Yesterday, I heard on the radio an Australian who was in town for the International Writers Workshop say, when the discussion turned to food, that she was surprised that portions were “the size of small buildings.”
Yes, that’s how we eat here in the Midwest America.
But in the last couple of weeks I’ve eaten at a two restaurants focusing on so-called “small plates” — dishes that only offer a half-dozen bites or so.
First was Share, a month-old place in the renovated Sheraton in downtown Iowa City. The other day was lunch at the reopened Zins in downtown Cedar Rapids. I wish there were more restaurants like them.
Share goes for hip and laid back. Small wine list but offers bottles, glasses and demi glasses (basically a smaller, cheaper pour). Food is decent, and prices are reasonable. It hasn’t had its grand opening yet, so there weren’t a lot of people there when I reviewed the place for Corridor Buzz (under a stunningly dull headline) which was nice.

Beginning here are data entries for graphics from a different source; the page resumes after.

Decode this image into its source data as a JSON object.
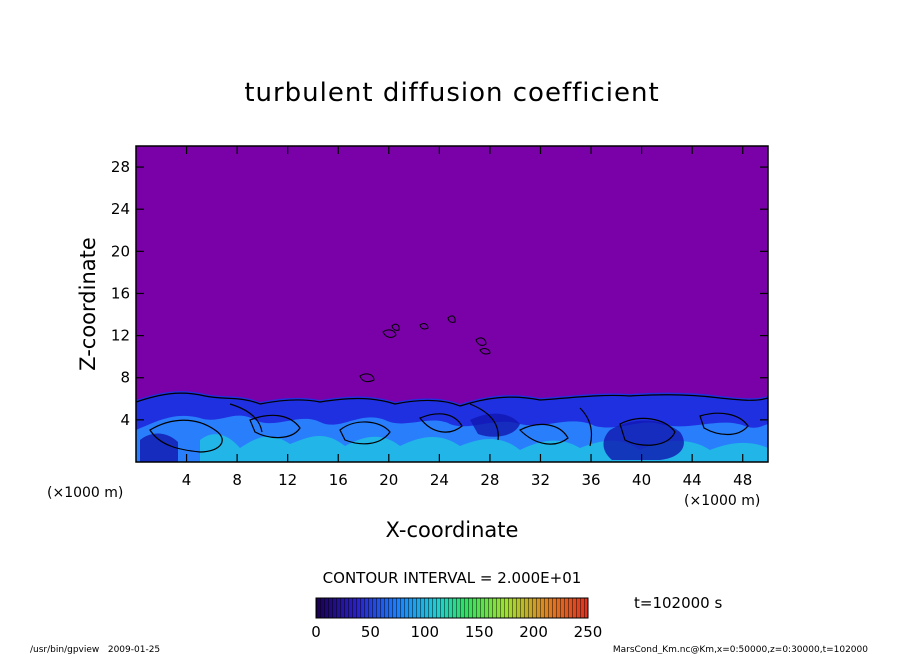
{
  "chart_data": {
    "type": "heatmap",
    "title": "turbulent diffusion coefficient",
    "xlabel": "X-coordinate",
    "ylabel": "Z-coordinate",
    "x_unit": "(×1000 m)",
    "z_unit": "(×1000 m)",
    "xlim": [
      0,
      50
    ],
    "zlim": [
      0,
      30
    ],
    "x_ticks": [
      4,
      8,
      12,
      16,
      20,
      24,
      28,
      32,
      36,
      40,
      44,
      48
    ],
    "z_ticks": [
      4,
      8,
      12,
      16,
      20,
      24,
      28
    ],
    "background_color": "#7a00a8",
    "contour_interval_label": "CONTOUR INTERVAL = 2.000E+01",
    "colorbar": {
      "range": [
        0,
        250
      ],
      "ticks": [
        0,
        50,
        100,
        150,
        200,
        250
      ],
      "colors": [
        "#1a0050",
        "#2a20c8",
        "#1a80ff",
        "#20d0d0",
        "#30e060",
        "#a0e030",
        "#e08020",
        "#e03020"
      ]
    },
    "time_label": "t=102000 s",
    "footer_left": "/usr/bin/gpview   2009-01-25",
    "footer_right": "MarsCond_Km.nc@Km,x=0:50000,z=0:30000,t=102000"
  }
}
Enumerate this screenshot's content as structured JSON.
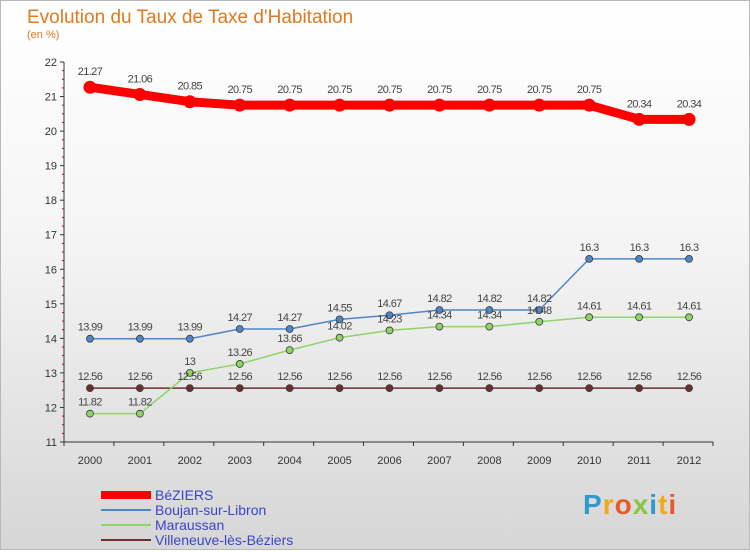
{
  "chart_data": {
    "type": "line",
    "title": "Evolution du Taux de Taxe d'Habitation",
    "subtitle": "(en %)",
    "categories": [
      "2000",
      "2001",
      "2002",
      "2003",
      "2004",
      "2005",
      "2006",
      "2007",
      "2008",
      "2009",
      "2010",
      "2011",
      "2012"
    ],
    "ylim": [
      11,
      22
    ],
    "yticks": [
      "11",
      "12",
      "13",
      "14",
      "15",
      "16",
      "17",
      "18",
      "19",
      "20",
      "21",
      "22"
    ],
    "grid": false,
    "series": [
      {
        "name": "BéZIERS",
        "color": "#ff0000",
        "values": [
          21.27,
          21.06,
          20.85,
          20.75,
          20.75,
          20.75,
          20.75,
          20.75,
          20.75,
          20.75,
          20.75,
          20.34,
          20.34
        ],
        "labels": [
          "21.27",
          "21.06",
          "20.85",
          "20.75",
          "20.75",
          "20.75",
          "20.75",
          "20.75",
          "20.75",
          "20.75",
          "20.75",
          "20.34",
          "20.34"
        ]
      },
      {
        "name": "Boujan-sur-Libron",
        "color": "#4f86c6",
        "values": [
          13.99,
          13.99,
          13.99,
          14.27,
          14.27,
          14.55,
          14.67,
          14.82,
          14.82,
          14.82,
          16.3,
          16.3,
          16.3
        ],
        "labels": [
          "13.99",
          "13.99",
          "13.99",
          "14.27",
          "14.27",
          "14.55",
          "14.67",
          "14.82",
          "14.82",
          "14.82",
          "16.3",
          "16.3",
          "16.3"
        ]
      },
      {
        "name": "Maraussan",
        "color": "#8ed468",
        "values": [
          11.82,
          11.82,
          13,
          13.26,
          13.66,
          14.02,
          14.23,
          14.34,
          14.34,
          14.48,
          14.61,
          14.61,
          14.61
        ],
        "labels": [
          "11.82",
          "11.82",
          "13",
          "13.26",
          "13.66",
          "14.02",
          "14.23",
          "14.34",
          "14.34",
          "14.48",
          "14.61",
          "14.61",
          "14.61"
        ]
      },
      {
        "name": "Villeneuve-lès-Béziers",
        "color": "#6b2f2f",
        "values": [
          12.56,
          12.56,
          12.56,
          12.56,
          12.56,
          12.56,
          12.56,
          12.56,
          12.56,
          12.56,
          12.56,
          12.56,
          12.56
        ],
        "labels": [
          "12.56",
          "12.56",
          "12.56",
          "12.56",
          "12.56",
          "12.56",
          "12.56",
          "12.56",
          "12.56",
          "12.56",
          "12.56",
          "12.56",
          "12.56"
        ]
      }
    ]
  },
  "brand": {
    "letters": [
      "P",
      "r",
      "o",
      "x",
      "i",
      "t",
      "i"
    ],
    "colors": [
      "#2e9ad0",
      "#f2a81d",
      "#e95a2a",
      "#8bc43f",
      "#2e9ad0",
      "#f2a81d",
      "#e95a2a"
    ]
  }
}
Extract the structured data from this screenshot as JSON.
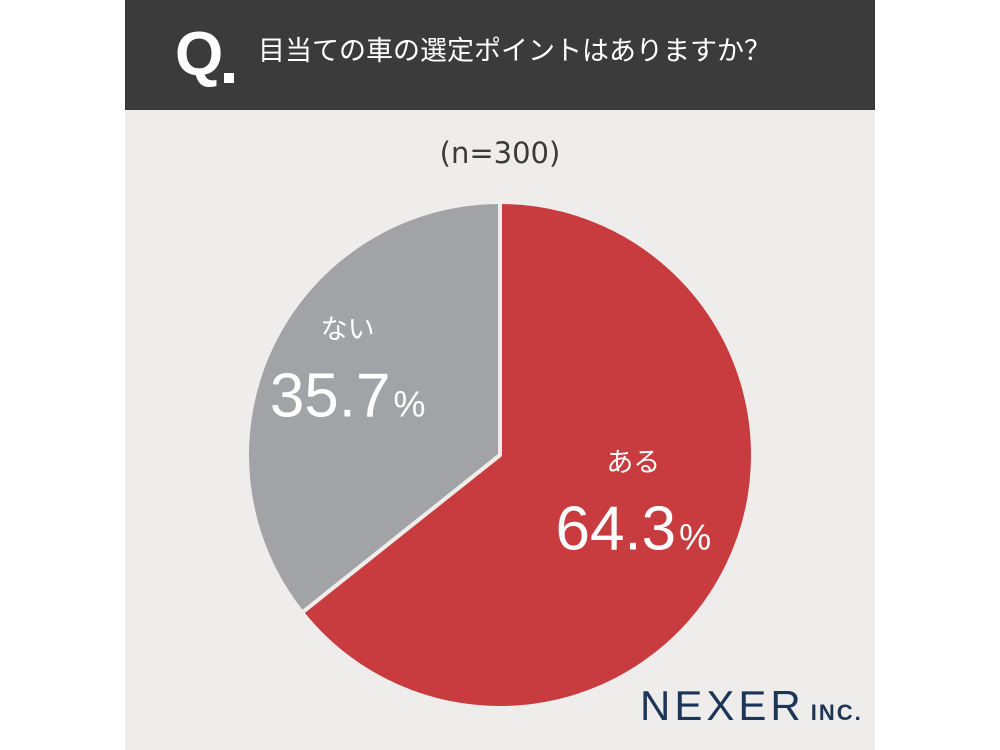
{
  "header": {
    "q_mark": "Q",
    "question": "目当ての車の選定ポイントはありますか？"
  },
  "sample_size": "(n=300)",
  "brand": {
    "name": "NEXER",
    "suffix": "INC."
  },
  "colors": {
    "header_bg": "#3b3b3b",
    "page_bg": "#efedec",
    "slice_yes": "#c83c3f",
    "slice_no": "#a2a3a7",
    "brand": "#1d3557"
  },
  "chart_data": {
    "type": "pie",
    "title": "目当ての車の選定ポイントはありますか？",
    "labels": [
      "ある",
      "ない"
    ],
    "values": [
      64.3,
      35.7
    ],
    "value_labels": [
      "64.3",
      "35.7"
    ],
    "unit": "%",
    "colors": [
      "#c83c3f",
      "#a2a3a7"
    ],
    "start_angle": "12 o'clock",
    "direction": "clockwise"
  }
}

Zins goes for a little more elegance: white tablecloths and nice china. It reopened exactly one year after it closed from the flooding of Cedar Rapids. (They’ve done a nice, subtle job of memorializing the flood with a blue line and date at the water’s high point in the entry way, and a framed mud-stained tablecloth with batik-like white showing through where glasses, plates and silverware had been.)
Lunch at Zins is a steal (two plates and a drink for $8), and dessert is decent (I tried “bacon & eggs,” which they describe as “vanilla panna cotta with peach puree, chocolate covered bacon with smoked sea salt, espresso caramel sauce” and sounds more interesting than it was).
Oddly, I more comfortable sharing small plates than I am entrees, though entrees could probably benefit more from the treatment since plodding through an entree is pretty boring after a few bites.
That’s why I found it odd when our waitress at Zins seemed surprised that we would order small plates and then, you know, share.